Use msgpack for cache serialization #115

StephanErb · 2016-02-27T11:22:40Z

This is a pull request meant to improve the efficiency of wheel download caching in pip (pypa/pip#3515).

Msgpack is fast, supports all major Python versions, and does not add overhead for the serialization of large binary values (as commonly handled by pip).

Benchmark results:

# Before
$ python ./examples/benchmark.py
Total time for 1000 requests: 0:00:00.670020

# After
$ python ./examples/benchmark.py
Total time for 1000 requests: 0:00:00.574051

StephanErb · 2016-02-27T11:28:59Z

The code-quality check seems to have failed due to a internal server error at their end:

Check number 12 has failed. This is almost always due to a bug in Landscape - we have been notified. Sorry about that.
Failure reason: Unknown
We don't know exactly why this error happened yet

StephanErb · 2016-03-07T16:30:29Z

Anything missing here or things you would want me to address?

/cc @dstufft

ionrock · 2016-03-07T20:30:08Z

@StephanErb sorry the slow response. My only concern is adding the dependency. Right now, CacheControl only requires requests and this adds another dependency that is arguably doesn't add a huge advantage in the general case.

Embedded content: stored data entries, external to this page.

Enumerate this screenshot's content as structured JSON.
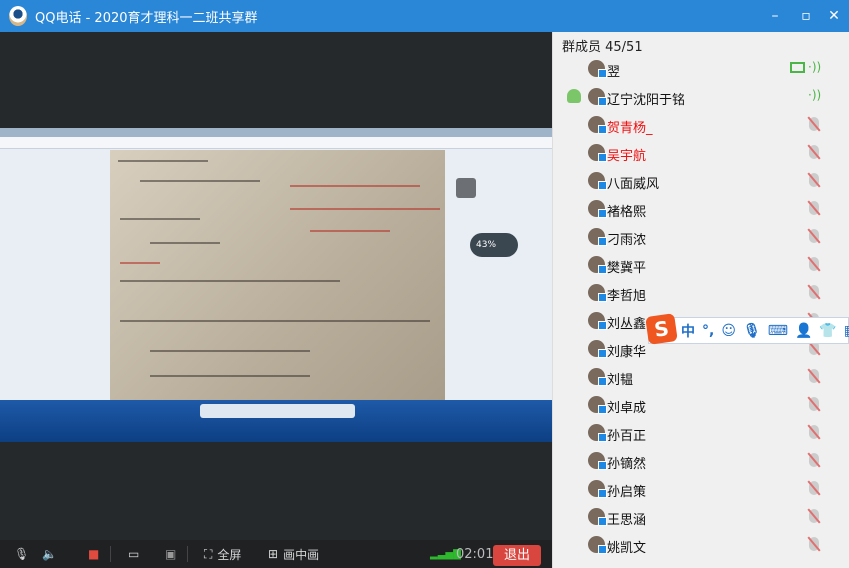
{
  "window": {
    "title": "QQ电话 - 2020育才理科一二班共享群",
    "controls": [
      "minimize",
      "maximize",
      "close"
    ]
  },
  "toolbar": {
    "fullscreen": "全屏",
    "pip": "画中画",
    "timer": "02:01",
    "exit": "退出",
    "mic_icon": "microphone-icon",
    "speaker_icon": "speaker-icon",
    "camera_icon": "camera-off-icon",
    "share_icon": "screen-share-icon",
    "present_icon": "presentation-icon"
  },
  "shared_screen": {
    "badge": "43%"
  },
  "panel": {
    "header": "群成员 45/51",
    "members": [
      {
        "name": "翌",
        "status": "speaking",
        "sharing": true
      },
      {
        "name": "辽宁沈阳于铭",
        "status": "speaking",
        "host": true
      },
      {
        "name": "贺青杨_",
        "status": "muted",
        "red": true
      },
      {
        "name": "吴宇航",
        "status": "muted",
        "red": true
      },
      {
        "name": "八面威风",
        "status": "muted"
      },
      {
        "name": "褚格熙",
        "status": "muted"
      },
      {
        "name": "刁雨浓",
        "status": "muted"
      },
      {
        "name": "樊冀平",
        "status": "muted"
      },
      {
        "name": "李哲旭",
        "status": "muted"
      },
      {
        "name": "刘丛鑫",
        "status": "muted"
      },
      {
        "name": "刘康华",
        "status": "muted"
      },
      {
        "name": "刘韫",
        "status": "muted"
      },
      {
        "name": "刘卓成",
        "status": "muted"
      },
      {
        "name": "孙百正",
        "status": "muted"
      },
      {
        "name": "孙镝然",
        "status": "muted"
      },
      {
        "name": "孙启策",
        "status": "muted"
      },
      {
        "name": "王思涵",
        "status": "muted"
      },
      {
        "name": "姚凯文",
        "status": "muted"
      }
    ]
  },
  "ime": {
    "logo": "S",
    "mode": "中",
    "punct": "°,",
    "icons": [
      "emoji-icon",
      "voice-icon",
      "keyboard-icon",
      "user-icon",
      "skin-icon",
      "grid-icon"
    ]
  },
  "colors": {
    "titlebar": "#2a86d6",
    "exit": "#d9463f",
    "speaking": "#4cb548",
    "red_name": "#f01010"
  }
}
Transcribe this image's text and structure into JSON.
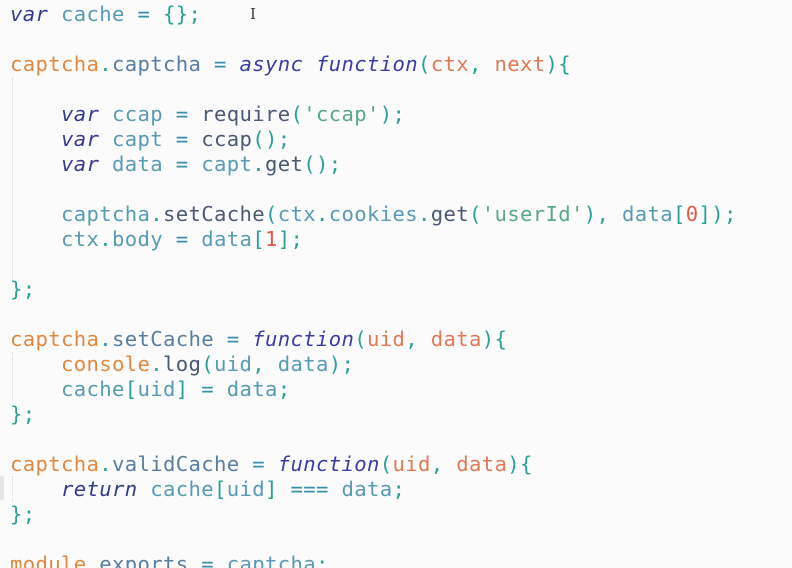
{
  "editor": {
    "language": "javascript",
    "cursor_glyph": "I",
    "lines": [
      {
        "tokens": [
          {
            "t": "var",
            "c": "kw"
          },
          {
            "t": " "
          },
          {
            "t": "cache",
            "c": "var"
          },
          {
            "t": " "
          },
          {
            "t": "=",
            "c": "op"
          },
          {
            "t": " "
          },
          {
            "t": "{};",
            "c": "punc"
          }
        ]
      },
      {
        "tokens": []
      },
      {
        "tokens": [
          {
            "t": "captcha",
            "c": "obj"
          },
          {
            "t": ".",
            "c": "punc"
          },
          {
            "t": "captcha",
            "c": "prop"
          },
          {
            "t": " "
          },
          {
            "t": "=",
            "c": "op"
          },
          {
            "t": " "
          },
          {
            "t": "async",
            "c": "fn"
          },
          {
            "t": " "
          },
          {
            "t": "function",
            "c": "fn"
          },
          {
            "t": "(",
            "c": "punc"
          },
          {
            "t": "ctx",
            "c": "param"
          },
          {
            "t": ", ",
            "c": "punc"
          },
          {
            "t": "next",
            "c": "param"
          },
          {
            "t": "){",
            "c": "punc"
          }
        ]
      },
      {
        "tokens": []
      },
      {
        "tokens": [
          {
            "t": "    "
          },
          {
            "t": "var",
            "c": "kw"
          },
          {
            "t": " "
          },
          {
            "t": "ccap",
            "c": "var"
          },
          {
            "t": " "
          },
          {
            "t": "=",
            "c": "op"
          },
          {
            "t": " "
          },
          {
            "t": "require",
            "c": "call"
          },
          {
            "t": "(",
            "c": "punc"
          },
          {
            "t": "'ccap'",
            "c": "str"
          },
          {
            "t": ");",
            "c": "punc"
          }
        ]
      },
      {
        "tokens": [
          {
            "t": "    "
          },
          {
            "t": "var",
            "c": "kw"
          },
          {
            "t": " "
          },
          {
            "t": "capt",
            "c": "var"
          },
          {
            "t": " "
          },
          {
            "t": "=",
            "c": "op"
          },
          {
            "t": " "
          },
          {
            "t": "ccap",
            "c": "call"
          },
          {
            "t": "();",
            "c": "punc"
          }
        ]
      },
      {
        "tokens": [
          {
            "t": "    "
          },
          {
            "t": "var",
            "c": "kw"
          },
          {
            "t": " "
          },
          {
            "t": "data",
            "c": "var"
          },
          {
            "t": " "
          },
          {
            "t": "=",
            "c": "op"
          },
          {
            "t": " "
          },
          {
            "t": "capt",
            "c": "var"
          },
          {
            "t": ".",
            "c": "punc"
          },
          {
            "t": "get",
            "c": "call"
          },
          {
            "t": "();",
            "c": "punc"
          }
        ]
      },
      {
        "tokens": []
      },
      {
        "tokens": [
          {
            "t": "    "
          },
          {
            "t": "captcha",
            "c": "var"
          },
          {
            "t": ".",
            "c": "punc"
          },
          {
            "t": "setCache",
            "c": "call"
          },
          {
            "t": "(",
            "c": "punc"
          },
          {
            "t": "ctx",
            "c": "var"
          },
          {
            "t": ".",
            "c": "punc"
          },
          {
            "t": "cookies",
            "c": "var"
          },
          {
            "t": ".",
            "c": "punc"
          },
          {
            "t": "get",
            "c": "call"
          },
          {
            "t": "(",
            "c": "punc"
          },
          {
            "t": "'userId'",
            "c": "str"
          },
          {
            "t": "), ",
            "c": "punc"
          },
          {
            "t": "data",
            "c": "var"
          },
          {
            "t": "[",
            "c": "punc"
          },
          {
            "t": "0",
            "c": "num"
          },
          {
            "t": "]);",
            "c": "punc"
          }
        ]
      },
      {
        "tokens": [
          {
            "t": "    "
          },
          {
            "t": "ctx",
            "c": "var"
          },
          {
            "t": ".",
            "c": "punc"
          },
          {
            "t": "body",
            "c": "var"
          },
          {
            "t": " "
          },
          {
            "t": "=",
            "c": "op"
          },
          {
            "t": " "
          },
          {
            "t": "data",
            "c": "var"
          },
          {
            "t": "[",
            "c": "punc"
          },
          {
            "t": "1",
            "c": "num"
          },
          {
            "t": "];",
            "c": "punc"
          }
        ]
      },
      {
        "tokens": []
      },
      {
        "tokens": [
          {
            "t": "};",
            "c": "punc"
          }
        ]
      },
      {
        "tokens": []
      },
      {
        "tokens": [
          {
            "t": "captcha",
            "c": "obj"
          },
          {
            "t": ".",
            "c": "punc"
          },
          {
            "t": "setCache",
            "c": "prop"
          },
          {
            "t": " "
          },
          {
            "t": "=",
            "c": "op"
          },
          {
            "t": " "
          },
          {
            "t": "function",
            "c": "fn"
          },
          {
            "t": "(",
            "c": "punc"
          },
          {
            "t": "uid",
            "c": "param"
          },
          {
            "t": ", ",
            "c": "punc"
          },
          {
            "t": "data",
            "c": "param"
          },
          {
            "t": "){",
            "c": "punc"
          }
        ]
      },
      {
        "tokens": [
          {
            "t": "    "
          },
          {
            "t": "console",
            "c": "obj"
          },
          {
            "t": ".",
            "c": "punc"
          },
          {
            "t": "log",
            "c": "call"
          },
          {
            "t": "(",
            "c": "punc"
          },
          {
            "t": "uid",
            "c": "var"
          },
          {
            "t": ", ",
            "c": "punc"
          },
          {
            "t": "data",
            "c": "var"
          },
          {
            "t": ");",
            "c": "punc"
          }
        ]
      },
      {
        "tokens": [
          {
            "t": "    "
          },
          {
            "t": "cache",
            "c": "var"
          },
          {
            "t": "[",
            "c": "punc"
          },
          {
            "t": "uid",
            "c": "var"
          },
          {
            "t": "]",
            "c": "punc"
          },
          {
            "t": " "
          },
          {
            "t": "=",
            "c": "op"
          },
          {
            "t": " "
          },
          {
            "t": "data",
            "c": "var"
          },
          {
            "t": ";",
            "c": "punc"
          }
        ]
      },
      {
        "tokens": [
          {
            "t": "};",
            "c": "punc"
          }
        ]
      },
      {
        "tokens": []
      },
      {
        "tokens": [
          {
            "t": "captcha",
            "c": "obj"
          },
          {
            "t": ".",
            "c": "punc"
          },
          {
            "t": "validCache",
            "c": "prop"
          },
          {
            "t": " "
          },
          {
            "t": "=",
            "c": "op"
          },
          {
            "t": " "
          },
          {
            "t": "function",
            "c": "fn"
          },
          {
            "t": "(",
            "c": "punc"
          },
          {
            "t": "uid",
            "c": "param"
          },
          {
            "t": ", ",
            "c": "punc"
          },
          {
            "t": "data",
            "c": "param"
          },
          {
            "t": "){",
            "c": "punc"
          }
        ]
      },
      {
        "tokens": [
          {
            "t": "    "
          },
          {
            "t": "return",
            "c": "kw"
          },
          {
            "t": " "
          },
          {
            "t": "cache",
            "c": "var"
          },
          {
            "t": "[",
            "c": "punc"
          },
          {
            "t": "uid",
            "c": "var"
          },
          {
            "t": "]",
            "c": "punc"
          },
          {
            "t": " "
          },
          {
            "t": "===",
            "c": "op"
          },
          {
            "t": " "
          },
          {
            "t": "data",
            "c": "var"
          },
          {
            "t": ";",
            "c": "punc"
          }
        ]
      },
      {
        "tokens": [
          {
            "t": "};",
            "c": "punc"
          }
        ]
      },
      {
        "tokens": []
      },
      {
        "tokens": [
          {
            "t": "module",
            "c": "obj"
          },
          {
            "t": ".",
            "c": "punc"
          },
          {
            "t": "exports",
            "c": "prop"
          },
          {
            "t": " "
          },
          {
            "t": "=",
            "c": "op"
          },
          {
            "t": " "
          },
          {
            "t": "captcha",
            "c": "var"
          },
          {
            "t": ";",
            "c": "punc"
          }
        ]
      }
    ]
  }
}
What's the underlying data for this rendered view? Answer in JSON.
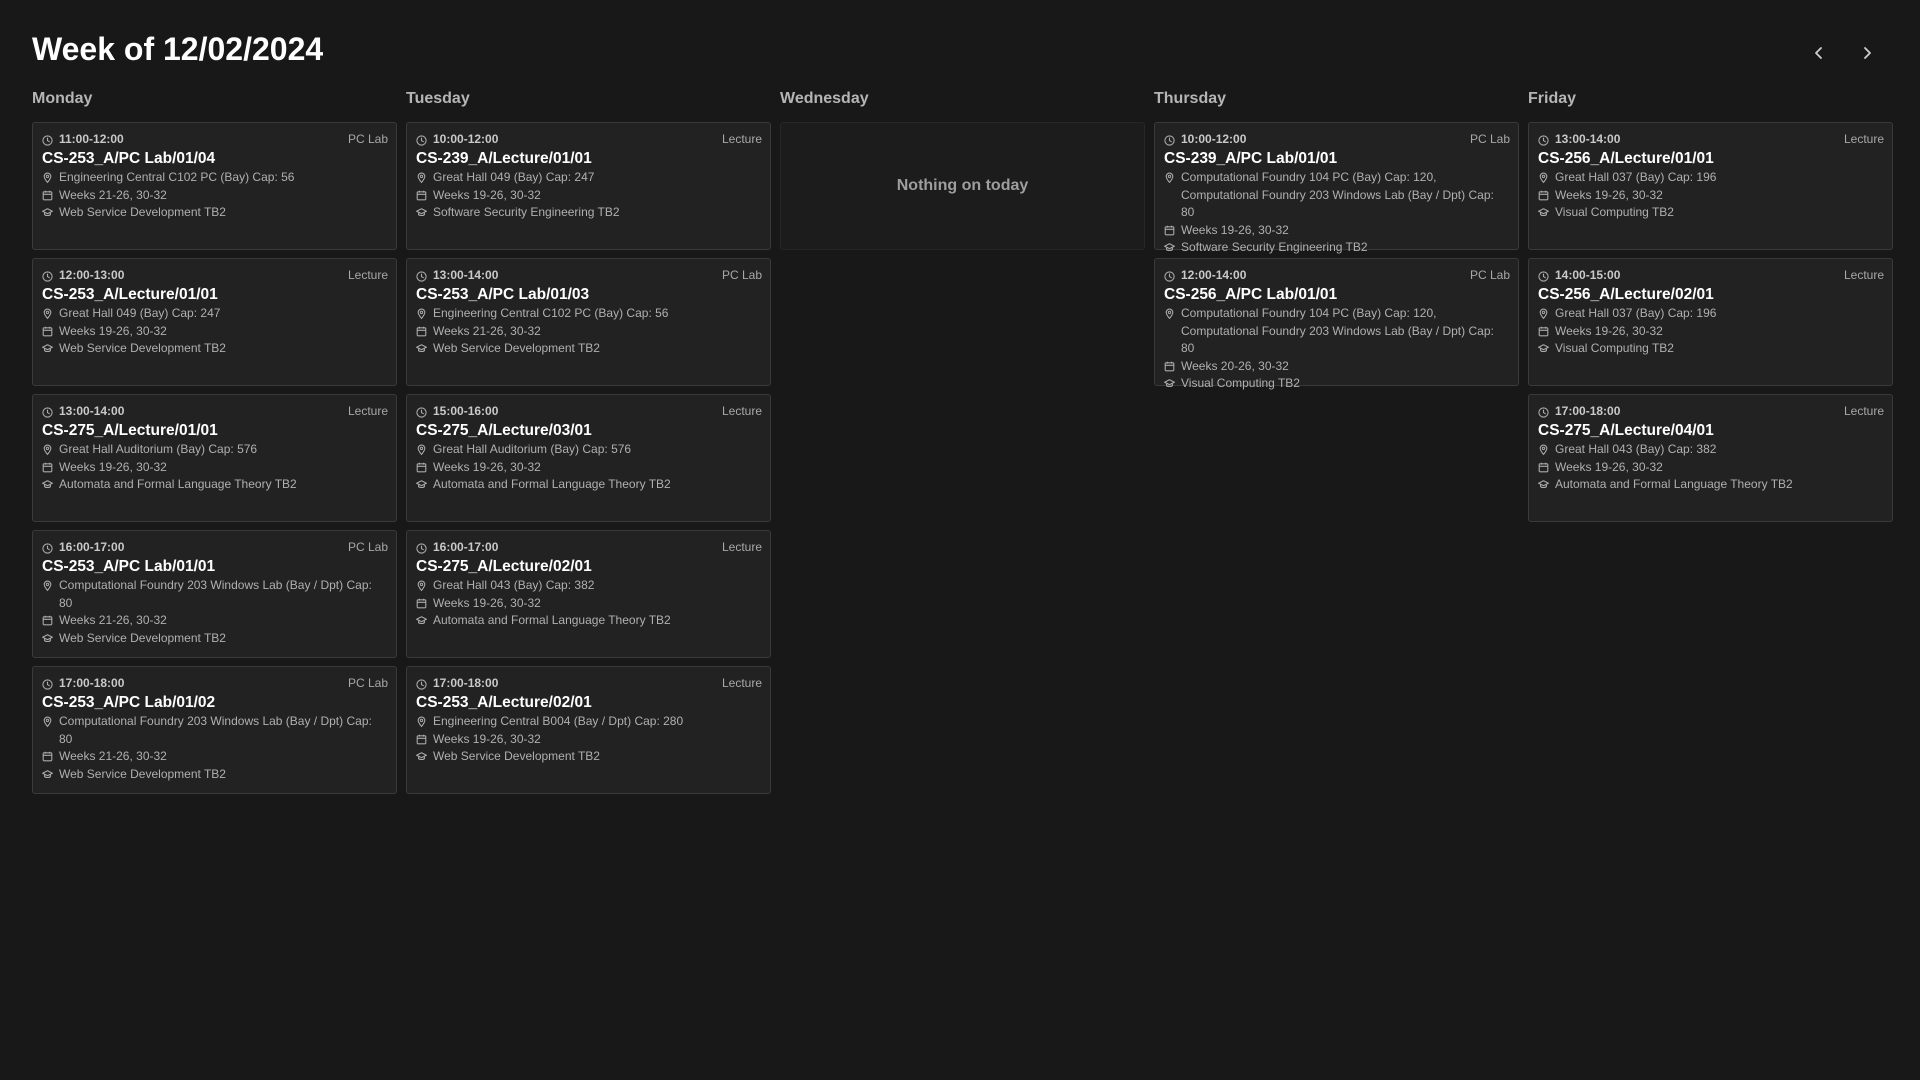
{
  "header": {
    "title": "Week of 12/02/2024",
    "prev_icon": "chevron-left-icon",
    "next_icon": "chevron-right-icon"
  },
  "days": [
    {
      "name": "Monday",
      "empty_text": "",
      "events": [
        {
          "time": "11:00-12:00",
          "type": "PC Lab",
          "code": "CS-253_A/PC Lab/01/04",
          "location": "Engineering Central C102 PC (Bay) Cap: 56",
          "weeks": "Weeks 21-26, 30-32",
          "module": "Web Service Development TB2"
        },
        {
          "time": "12:00-13:00",
          "type": "Lecture",
          "code": "CS-253_A/Lecture/01/01",
          "location": "Great Hall 049 (Bay) Cap: 247",
          "weeks": "Weeks 19-26, 30-32",
          "module": "Web Service Development TB2"
        },
        {
          "time": "13:00-14:00",
          "type": "Lecture",
          "code": "CS-275_A/Lecture/01/01",
          "location": "Great Hall Auditorium (Bay) Cap: 576",
          "weeks": "Weeks 19-26, 30-32",
          "module": "Automata and Formal Language Theory TB2"
        },
        {
          "time": "16:00-17:00",
          "type": "PC Lab",
          "code": "CS-253_A/PC Lab/01/01",
          "location": "Computational Foundry 203 Windows Lab (Bay / Dpt) Cap: 80",
          "weeks": "Weeks 21-26, 30-32",
          "module": "Web Service Development TB2"
        },
        {
          "time": "17:00-18:00",
          "type": "PC Lab",
          "code": "CS-253_A/PC Lab/01/02",
          "location": "Computational Foundry 203 Windows Lab (Bay / Dpt) Cap: 80",
          "weeks": "Weeks 21-26, 30-32",
          "module": "Web Service Development TB2"
        }
      ]
    },
    {
      "name": "Tuesday",
      "empty_text": "",
      "events": [
        {
          "time": "10:00-12:00",
          "type": "Lecture",
          "code": "CS-239_A/Lecture/01/01",
          "location": "Great Hall 049 (Bay) Cap: 247",
          "weeks": "Weeks 19-26, 30-32",
          "module": "Software Security Engineering TB2"
        },
        {
          "time": "13:00-14:00",
          "type": "PC Lab",
          "code": "CS-253_A/PC Lab/01/03",
          "location": "Engineering Central C102 PC (Bay) Cap: 56",
          "weeks": "Weeks 21-26, 30-32",
          "module": "Web Service Development TB2"
        },
        {
          "time": "15:00-16:00",
          "type": "Lecture",
          "code": "CS-275_A/Lecture/03/01",
          "location": "Great Hall Auditorium (Bay) Cap: 576",
          "weeks": "Weeks 19-26, 30-32",
          "module": "Automata and Formal Language Theory TB2"
        },
        {
          "time": "16:00-17:00",
          "type": "Lecture",
          "code": "CS-275_A/Lecture/02/01",
          "location": "Great Hall 043 (Bay) Cap: 382",
          "weeks": "Weeks 19-26, 30-32",
          "module": "Automata and Formal Language Theory TB2"
        },
        {
          "time": "17:00-18:00",
          "type": "Lecture",
          "code": "CS-253_A/Lecture/02/01",
          "location": "Engineering Central B004 (Bay / Dpt) Cap: 280",
          "weeks": "Weeks 19-26, 30-32",
          "module": "Web Service Development TB2"
        }
      ]
    },
    {
      "name": "Wednesday",
      "empty_text": "Nothing on today",
      "events": []
    },
    {
      "name": "Thursday",
      "empty_text": "",
      "events": [
        {
          "time": "10:00-12:00",
          "type": "PC Lab",
          "code": "CS-239_A/PC Lab/01/01",
          "location": "Computational Foundry 104 PC (Bay) Cap: 120, Computational Foundry 203 Windows Lab (Bay / Dpt) Cap: 80",
          "weeks": "Weeks 19-26, 30-32",
          "module": "Software Security Engineering TB2"
        },
        {
          "time": "12:00-14:00",
          "type": "PC Lab",
          "code": "CS-256_A/PC Lab/01/01",
          "location": "Computational Foundry 104 PC (Bay) Cap: 120, Computational Foundry 203 Windows Lab (Bay / Dpt) Cap: 80",
          "weeks": "Weeks 20-26, 30-32",
          "module": "Visual Computing TB2"
        }
      ]
    },
    {
      "name": "Friday",
      "empty_text": "",
      "events": [
        {
          "time": "13:00-14:00",
          "type": "Lecture",
          "code": "CS-256_A/Lecture/01/01",
          "location": "Great Hall 037 (Bay) Cap: 196",
          "weeks": "Weeks 19-26, 30-32",
          "module": "Visual Computing TB2"
        },
        {
          "time": "14:00-15:00",
          "type": "Lecture",
          "code": "CS-256_A/Lecture/02/01",
          "location": "Great Hall 037 (Bay) Cap: 196",
          "weeks": "Weeks 19-26, 30-32",
          "module": "Visual Computing TB2"
        },
        {
          "time": "17:00-18:00",
          "type": "Lecture",
          "code": "CS-275_A/Lecture/04/01",
          "location": "Great Hall 043 (Bay) Cap: 382",
          "weeks": "Weeks 19-26, 30-32",
          "module": "Automata and Formal Language Theory TB2"
        }
      ]
    }
  ]
}
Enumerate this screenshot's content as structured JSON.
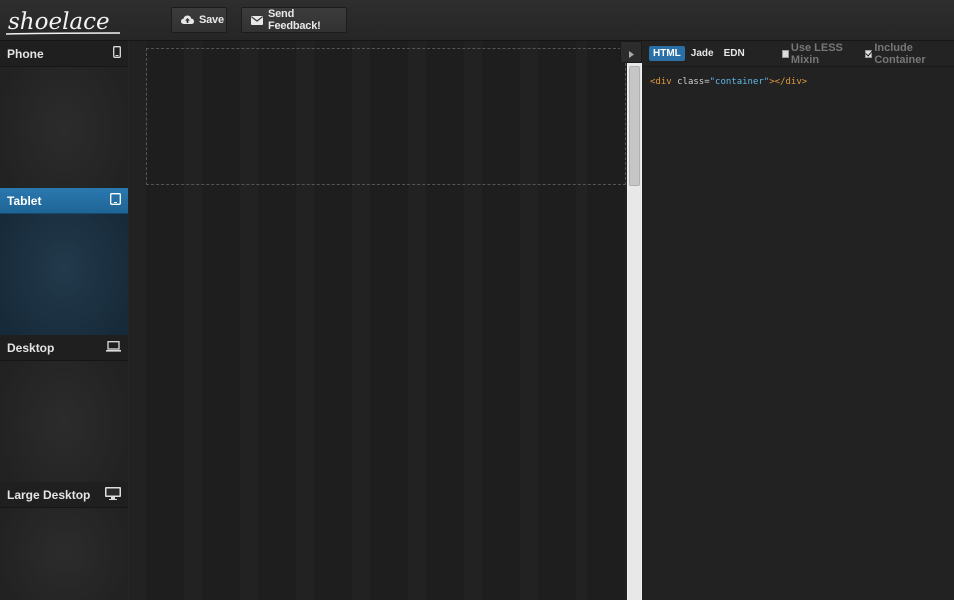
{
  "app": {
    "logo_text": "shoelace"
  },
  "toolbar": {
    "save_label": "Save",
    "feedback_label": "Send Feedback!"
  },
  "devices": [
    {
      "label": "Phone",
      "icon": "phone-icon",
      "active": false
    },
    {
      "label": "Tablet",
      "icon": "tablet-icon",
      "active": true
    },
    {
      "label": "Desktop",
      "icon": "laptop-icon",
      "active": false
    },
    {
      "label": "Large Desktop",
      "icon": "monitor-icon",
      "active": false
    }
  ],
  "code_panel": {
    "tabs": [
      {
        "label": "HTML",
        "active": true
      },
      {
        "label": "Jade",
        "active": false
      },
      {
        "label": "EDN",
        "active": false
      }
    ],
    "options": [
      {
        "label": "Use LESS Mixin",
        "checked": false
      },
      {
        "label": "Include Container",
        "checked": true
      }
    ],
    "code": {
      "open_tag": "<div",
      "attr": " class=",
      "value": "\"container\"",
      "close": "></div>"
    }
  },
  "colors": {
    "accent": "#1f6496",
    "code_tag": "#e09a3e",
    "code_string": "#5fb8e8"
  }
}
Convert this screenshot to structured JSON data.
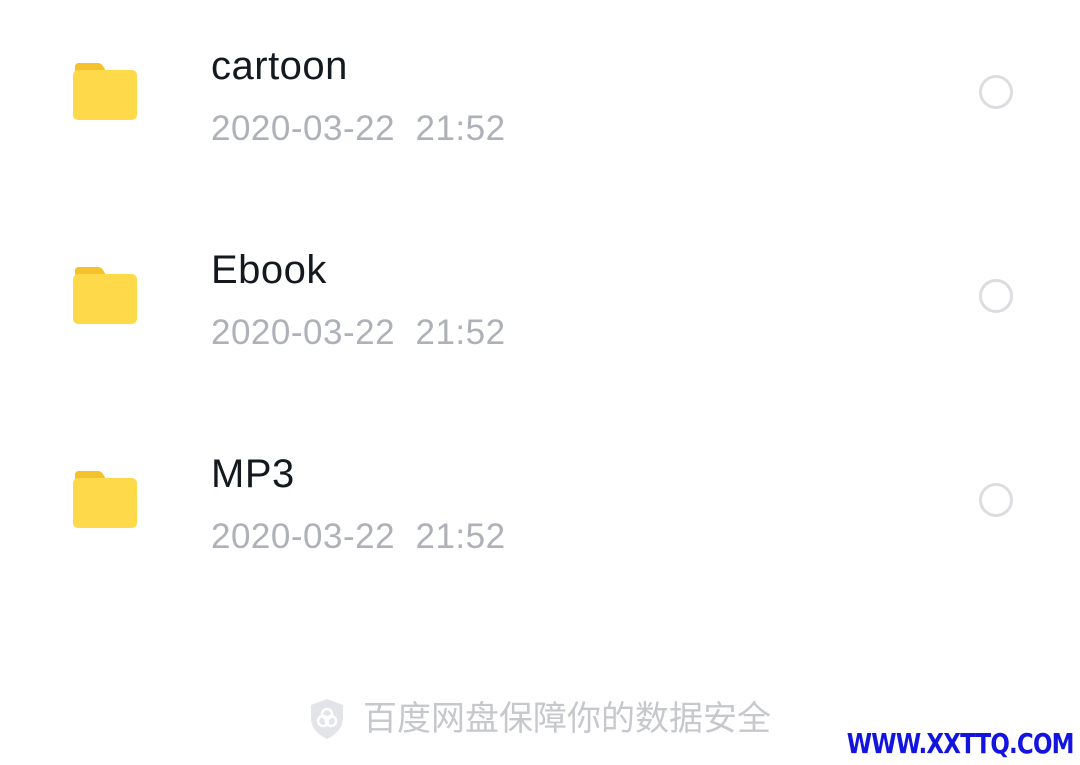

What do you think about making it optional if msgpack is installed, falling back to the default encoding scheme otherwise? I realize this could get weird if you had more than one process using with msgpack installed and another without, so please take this as a desire to discuss the issue and not a demand!

Let me know what you think!

dstufft · 2016-03-07T20:44:00Z

It does have some advantages, even in the general case:

The code to serialize is simpler since msgpack has a binary type and JSON does not. This would probably fix UnicodeDecodeError on some utf8 content in headers in cachecontrol #91 and would have prevented UnicodeDecodeError raised on some cache max-age headers #84.
It's faster that JSON in both small and large messages, making it a speed boost in both scenarios.
It's smaller, making it so that the cache will consume less space on disk (or in memory, or wherever it is stored).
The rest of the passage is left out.